Entre 2009 e 2013, o Brasil pagou R$ 1,19 trilhão em juros da dívida. Isso mesmo: mais de um trilhão de reais. Ano após ano, vem aumentando. Em 2013, recorde histórico: R$ 249 bilhões. Quanto é isso? Para efeito de comparação, o governo de Dilma investiu em 2013 no Bolsa-Família R$ 25 bilhões, e dez vezes mais no Bolsa-Banqueiro...

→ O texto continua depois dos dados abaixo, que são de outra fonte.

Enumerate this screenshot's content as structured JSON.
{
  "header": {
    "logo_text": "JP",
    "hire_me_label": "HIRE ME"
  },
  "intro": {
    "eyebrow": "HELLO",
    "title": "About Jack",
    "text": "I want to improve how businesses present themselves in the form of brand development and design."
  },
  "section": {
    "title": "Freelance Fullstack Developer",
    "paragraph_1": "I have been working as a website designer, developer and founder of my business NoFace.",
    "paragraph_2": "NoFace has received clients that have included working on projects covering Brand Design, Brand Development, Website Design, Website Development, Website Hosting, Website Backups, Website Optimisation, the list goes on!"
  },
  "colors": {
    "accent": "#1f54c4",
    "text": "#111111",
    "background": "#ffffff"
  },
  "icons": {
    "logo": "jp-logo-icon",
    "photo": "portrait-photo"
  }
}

Em linguagem de gente: o Brasil anos atrás trocou sua dívida externa por uma dívida interna. Que é muito mais cara, porque aqui os juros são muito mais altos que internacionalmente. As contas do Brasil não fecham. Estamos pagando cada vez mais juros para quem nos empresta.

E quem nos empresta a grana? Quem compra títulos públicos. Não é o zé povinho. É quem tem boa grana para investir, e grandes empresas, e, claro, os grandes bancos. Nossas instituições financeiras lucram pesado emprestando ao governo, sem risco nenhum. E por isso fazem questão de influir na hora que escolhemos presidentes e congressistas.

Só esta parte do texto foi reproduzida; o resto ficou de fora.